L'opera letteraria di James Ellroy nasce da un omicidio: nella notte del 21 giugno del '58 la madre dello scrittore viene uccisa. Il caso rimarrà irrisolto. Nei suoi romanzi Ellroy inseguirà questo assassino sotto varie forme fino alla scrittura di "My dark places". Anche i suoi primi contatti con la lettura hanno la stessa motivazione: "I libri-scrive in "I miei luoghi oscuri-mi fornivano un sacco di stimoli, nonché un dialogo sublimato con la morte di mia madre": il giovane Ellroy a dieci anni divora romanzi gialli ad un ritmo sorprendente: "Mio padre mi comprava due libri ogni sabato, io li leggevo in un battibaleno e per il resto della settimana pativo crisi di astinenza [...].Per soddisfare la mia smania di leggere cominciai a rubare libri".

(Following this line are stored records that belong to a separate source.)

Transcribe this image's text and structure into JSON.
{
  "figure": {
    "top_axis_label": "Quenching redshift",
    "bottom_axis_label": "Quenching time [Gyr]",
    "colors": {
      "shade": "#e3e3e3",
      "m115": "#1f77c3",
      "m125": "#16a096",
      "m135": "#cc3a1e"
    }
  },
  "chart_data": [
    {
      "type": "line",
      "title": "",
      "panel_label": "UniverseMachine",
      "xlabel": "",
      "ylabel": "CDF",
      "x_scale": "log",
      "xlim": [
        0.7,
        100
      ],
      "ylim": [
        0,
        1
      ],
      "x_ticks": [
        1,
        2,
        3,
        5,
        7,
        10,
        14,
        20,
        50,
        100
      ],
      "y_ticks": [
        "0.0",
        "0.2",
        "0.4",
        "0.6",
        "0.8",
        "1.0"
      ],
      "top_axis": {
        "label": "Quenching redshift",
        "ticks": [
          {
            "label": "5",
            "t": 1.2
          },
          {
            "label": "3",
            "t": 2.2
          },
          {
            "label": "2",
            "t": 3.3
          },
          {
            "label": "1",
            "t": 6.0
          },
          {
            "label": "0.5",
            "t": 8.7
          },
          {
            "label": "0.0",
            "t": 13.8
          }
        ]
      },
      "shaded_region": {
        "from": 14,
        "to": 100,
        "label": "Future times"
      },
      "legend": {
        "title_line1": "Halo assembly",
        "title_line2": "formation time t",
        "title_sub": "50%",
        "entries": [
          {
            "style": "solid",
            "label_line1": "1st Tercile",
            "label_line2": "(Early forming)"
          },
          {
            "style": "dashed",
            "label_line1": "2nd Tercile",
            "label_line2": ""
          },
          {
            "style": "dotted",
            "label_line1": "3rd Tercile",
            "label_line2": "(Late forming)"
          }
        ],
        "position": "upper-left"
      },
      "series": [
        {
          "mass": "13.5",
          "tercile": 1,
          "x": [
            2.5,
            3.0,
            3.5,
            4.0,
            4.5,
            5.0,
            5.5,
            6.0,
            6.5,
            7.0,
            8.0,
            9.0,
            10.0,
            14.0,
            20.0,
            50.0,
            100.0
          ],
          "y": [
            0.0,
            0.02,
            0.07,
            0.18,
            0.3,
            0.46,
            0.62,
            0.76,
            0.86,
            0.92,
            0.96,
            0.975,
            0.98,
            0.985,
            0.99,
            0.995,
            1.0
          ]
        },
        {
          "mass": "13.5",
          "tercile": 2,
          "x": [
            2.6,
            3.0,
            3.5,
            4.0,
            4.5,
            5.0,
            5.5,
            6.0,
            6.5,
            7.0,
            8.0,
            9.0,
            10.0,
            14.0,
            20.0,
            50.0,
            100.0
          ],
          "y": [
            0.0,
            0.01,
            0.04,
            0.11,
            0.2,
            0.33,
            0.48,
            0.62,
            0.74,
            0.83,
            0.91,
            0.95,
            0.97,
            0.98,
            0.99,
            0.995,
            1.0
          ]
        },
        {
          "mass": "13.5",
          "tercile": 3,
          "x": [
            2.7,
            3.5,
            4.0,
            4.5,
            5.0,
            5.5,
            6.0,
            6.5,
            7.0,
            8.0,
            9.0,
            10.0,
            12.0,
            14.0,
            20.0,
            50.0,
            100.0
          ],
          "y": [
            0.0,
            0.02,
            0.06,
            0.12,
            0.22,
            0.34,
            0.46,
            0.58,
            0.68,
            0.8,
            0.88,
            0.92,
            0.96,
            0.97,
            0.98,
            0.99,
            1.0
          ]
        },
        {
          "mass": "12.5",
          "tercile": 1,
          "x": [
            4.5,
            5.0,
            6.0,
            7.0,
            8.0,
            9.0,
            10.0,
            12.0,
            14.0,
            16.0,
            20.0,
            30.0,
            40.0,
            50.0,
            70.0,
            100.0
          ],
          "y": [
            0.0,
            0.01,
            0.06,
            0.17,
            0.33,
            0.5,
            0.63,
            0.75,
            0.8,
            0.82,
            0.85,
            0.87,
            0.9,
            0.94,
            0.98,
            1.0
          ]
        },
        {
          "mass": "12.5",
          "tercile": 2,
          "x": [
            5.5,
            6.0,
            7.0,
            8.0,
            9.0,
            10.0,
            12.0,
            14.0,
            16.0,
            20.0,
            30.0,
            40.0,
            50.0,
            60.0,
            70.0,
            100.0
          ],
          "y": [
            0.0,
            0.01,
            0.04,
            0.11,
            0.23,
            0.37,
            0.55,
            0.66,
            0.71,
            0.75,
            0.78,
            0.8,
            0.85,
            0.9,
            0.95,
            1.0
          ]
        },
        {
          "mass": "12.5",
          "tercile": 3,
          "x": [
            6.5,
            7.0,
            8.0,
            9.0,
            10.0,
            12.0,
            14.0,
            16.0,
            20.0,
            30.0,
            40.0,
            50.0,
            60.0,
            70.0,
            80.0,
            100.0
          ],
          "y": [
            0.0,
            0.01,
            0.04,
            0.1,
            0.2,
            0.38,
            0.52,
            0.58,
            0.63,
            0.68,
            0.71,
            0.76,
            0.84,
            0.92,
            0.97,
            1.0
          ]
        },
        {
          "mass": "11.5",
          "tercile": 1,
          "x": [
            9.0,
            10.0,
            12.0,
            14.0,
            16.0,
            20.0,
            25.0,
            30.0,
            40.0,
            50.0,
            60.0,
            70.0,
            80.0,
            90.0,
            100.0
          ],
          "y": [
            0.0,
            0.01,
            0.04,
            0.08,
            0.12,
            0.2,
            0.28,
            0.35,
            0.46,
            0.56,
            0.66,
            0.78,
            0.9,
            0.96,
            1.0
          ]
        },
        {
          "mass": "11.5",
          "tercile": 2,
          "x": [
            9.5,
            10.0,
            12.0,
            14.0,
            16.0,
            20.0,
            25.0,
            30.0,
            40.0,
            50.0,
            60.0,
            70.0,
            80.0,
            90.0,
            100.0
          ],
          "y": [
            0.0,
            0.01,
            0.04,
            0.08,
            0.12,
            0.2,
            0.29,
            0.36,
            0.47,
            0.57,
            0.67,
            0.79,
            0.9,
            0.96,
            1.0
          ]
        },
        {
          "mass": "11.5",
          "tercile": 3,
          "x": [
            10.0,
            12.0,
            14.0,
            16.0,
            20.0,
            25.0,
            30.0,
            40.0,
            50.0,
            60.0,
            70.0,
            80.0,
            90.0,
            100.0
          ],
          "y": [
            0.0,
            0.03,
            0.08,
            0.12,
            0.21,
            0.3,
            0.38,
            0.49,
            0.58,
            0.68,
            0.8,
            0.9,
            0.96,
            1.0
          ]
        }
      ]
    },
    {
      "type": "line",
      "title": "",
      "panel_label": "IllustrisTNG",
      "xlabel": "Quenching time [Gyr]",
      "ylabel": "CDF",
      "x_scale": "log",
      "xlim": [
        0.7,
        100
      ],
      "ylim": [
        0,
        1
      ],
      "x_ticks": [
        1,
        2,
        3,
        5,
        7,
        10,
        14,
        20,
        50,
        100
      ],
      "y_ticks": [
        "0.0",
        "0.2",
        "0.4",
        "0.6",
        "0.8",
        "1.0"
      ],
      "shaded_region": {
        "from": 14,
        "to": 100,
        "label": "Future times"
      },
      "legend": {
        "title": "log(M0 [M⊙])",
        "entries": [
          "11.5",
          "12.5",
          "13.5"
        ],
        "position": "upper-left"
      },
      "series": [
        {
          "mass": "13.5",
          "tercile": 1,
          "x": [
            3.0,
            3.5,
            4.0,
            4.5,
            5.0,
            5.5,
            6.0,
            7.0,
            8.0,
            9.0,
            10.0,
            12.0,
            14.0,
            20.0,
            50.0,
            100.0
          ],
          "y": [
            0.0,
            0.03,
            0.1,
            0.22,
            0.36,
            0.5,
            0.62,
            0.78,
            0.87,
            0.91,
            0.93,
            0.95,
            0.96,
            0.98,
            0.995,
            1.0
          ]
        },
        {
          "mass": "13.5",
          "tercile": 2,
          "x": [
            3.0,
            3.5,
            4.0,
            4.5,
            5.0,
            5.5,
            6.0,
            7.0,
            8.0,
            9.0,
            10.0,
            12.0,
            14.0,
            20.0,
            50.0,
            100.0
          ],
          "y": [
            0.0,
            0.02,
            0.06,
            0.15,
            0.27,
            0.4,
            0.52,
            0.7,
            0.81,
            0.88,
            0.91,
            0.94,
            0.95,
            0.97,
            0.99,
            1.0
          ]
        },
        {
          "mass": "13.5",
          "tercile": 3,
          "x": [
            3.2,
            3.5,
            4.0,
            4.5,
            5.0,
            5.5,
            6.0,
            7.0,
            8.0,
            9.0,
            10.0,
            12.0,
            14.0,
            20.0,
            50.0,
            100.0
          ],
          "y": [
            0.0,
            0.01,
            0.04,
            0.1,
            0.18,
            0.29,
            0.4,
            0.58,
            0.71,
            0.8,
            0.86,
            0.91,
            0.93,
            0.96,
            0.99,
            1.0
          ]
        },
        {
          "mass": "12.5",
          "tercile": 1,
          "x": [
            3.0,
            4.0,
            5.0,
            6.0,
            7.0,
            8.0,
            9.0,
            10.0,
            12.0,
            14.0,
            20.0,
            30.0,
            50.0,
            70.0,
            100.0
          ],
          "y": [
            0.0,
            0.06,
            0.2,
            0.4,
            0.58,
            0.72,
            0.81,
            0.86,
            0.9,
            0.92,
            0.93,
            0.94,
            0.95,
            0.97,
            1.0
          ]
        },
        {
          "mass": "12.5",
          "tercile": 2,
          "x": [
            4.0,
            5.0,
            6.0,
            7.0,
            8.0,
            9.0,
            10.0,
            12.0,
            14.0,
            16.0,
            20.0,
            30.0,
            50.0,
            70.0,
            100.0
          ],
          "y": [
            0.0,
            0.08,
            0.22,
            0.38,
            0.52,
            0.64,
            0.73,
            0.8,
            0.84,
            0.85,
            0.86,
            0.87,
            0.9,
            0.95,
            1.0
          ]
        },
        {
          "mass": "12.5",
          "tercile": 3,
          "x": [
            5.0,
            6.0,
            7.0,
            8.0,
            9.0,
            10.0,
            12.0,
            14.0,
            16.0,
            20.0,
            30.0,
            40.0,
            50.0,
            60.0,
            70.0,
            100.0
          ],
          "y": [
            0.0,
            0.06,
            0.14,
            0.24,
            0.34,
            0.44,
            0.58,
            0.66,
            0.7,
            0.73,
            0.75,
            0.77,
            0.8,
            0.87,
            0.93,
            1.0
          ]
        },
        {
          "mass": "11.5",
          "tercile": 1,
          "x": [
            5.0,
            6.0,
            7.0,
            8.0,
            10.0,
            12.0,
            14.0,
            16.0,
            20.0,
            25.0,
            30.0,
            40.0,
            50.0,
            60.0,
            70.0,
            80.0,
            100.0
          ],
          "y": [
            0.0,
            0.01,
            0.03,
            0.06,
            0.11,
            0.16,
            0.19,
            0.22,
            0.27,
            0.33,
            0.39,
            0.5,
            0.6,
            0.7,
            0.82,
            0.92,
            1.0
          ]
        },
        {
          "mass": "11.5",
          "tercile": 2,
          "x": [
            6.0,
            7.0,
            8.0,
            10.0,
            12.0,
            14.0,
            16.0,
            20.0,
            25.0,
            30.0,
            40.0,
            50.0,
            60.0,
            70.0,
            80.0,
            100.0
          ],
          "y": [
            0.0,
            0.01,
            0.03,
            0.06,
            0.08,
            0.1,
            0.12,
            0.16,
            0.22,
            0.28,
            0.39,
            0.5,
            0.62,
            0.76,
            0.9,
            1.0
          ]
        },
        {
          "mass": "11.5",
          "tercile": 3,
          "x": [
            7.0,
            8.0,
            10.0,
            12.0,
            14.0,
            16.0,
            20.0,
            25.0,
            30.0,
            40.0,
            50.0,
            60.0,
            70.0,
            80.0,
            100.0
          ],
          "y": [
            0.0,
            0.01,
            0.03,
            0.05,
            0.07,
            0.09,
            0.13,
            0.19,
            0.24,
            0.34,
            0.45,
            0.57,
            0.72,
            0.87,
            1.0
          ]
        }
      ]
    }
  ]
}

"La narrativa era la mia lingua etica. Ma nell'estate del '65 non lo sapevo".

Quando finalmente inizierà a scrivere, nel 1980, dopo anni trascorsi tra piccoli furti, alcol e droghe (dalla marijuana alla benzedrina dello sciroppo per la tosse), James Ellroy trasferirà nella narrativa poliziesca la stessa tensione emotiva che lo legava alla lettura: "Ogni libro che leggevo era un contorto omaggio a lei. Ogni mistero risolto era un'ellittica manifestazione del mio inconfessato amore".
Il romanzo che segna una svolta decisiva verso ciò che sarà "My dark places" è "Black Dahlia" del 1987 ("un'elegia dei miei luoghi d'infanzia"). James Ellroy non fa mistero del collegamento tra Betty Short, la Dalia Nera, e propria madre, Jean Ellroy, ed anche per questo il libro diventa un best-seller. Terminata la quadrilogia di Los Angeles ( '87-'92), Ellroy sembra voler percorrere una strada diversa con "American Tabloid"('95). Qui Los Angeles è solo il punto di partenza che ci proietta nella Storia, dietro ai segreti della famiglia Kennedy, dello sbarco degli esuli cubani nella Baia dei Porci e dell'omicidio del presidente a Dallas. Ellroy non sembra più impegnato nel lungo lavoro di ricostruzione di Los Angeles e dei suoi crimini nel tentativo di esorcizzare l'uccisione della madre.
Oppure la morte di Kennedy può rappresentare per l'intero paese ciò che quella di propria madre è stata per Ellroy: la perdita di un innocenza forse mai posseduta, ma di cui d'ora in poi non rimarrà nemmeno l'illusione. L'assassinio di Kennedy è la ferita aperta, è la conoscenza del male.
Come nel caso di Jean Ellroy anche nell'omicidio Kennedy la giustizia ha fallito: l'orrore non ha nome, rimane vivo e confinato in quel territorio oscuro che Ellroy tenta, con i suoi romanzi, di esplorare. La sua opera è una caccia a chi è fuggito, una sfida a confrontarsi ancora una volta con le proprie vittime in cerca di giustizia.

Se dopo "I miei luoghi oscuri" l'autore senta ancora il bisogno di scrivere non so dirlo, ci rimane però la speranza che si intravede nelle ultime parole del libro: "Ti sento. Stai stringendoti a me. Sei andata, e io voglio di più".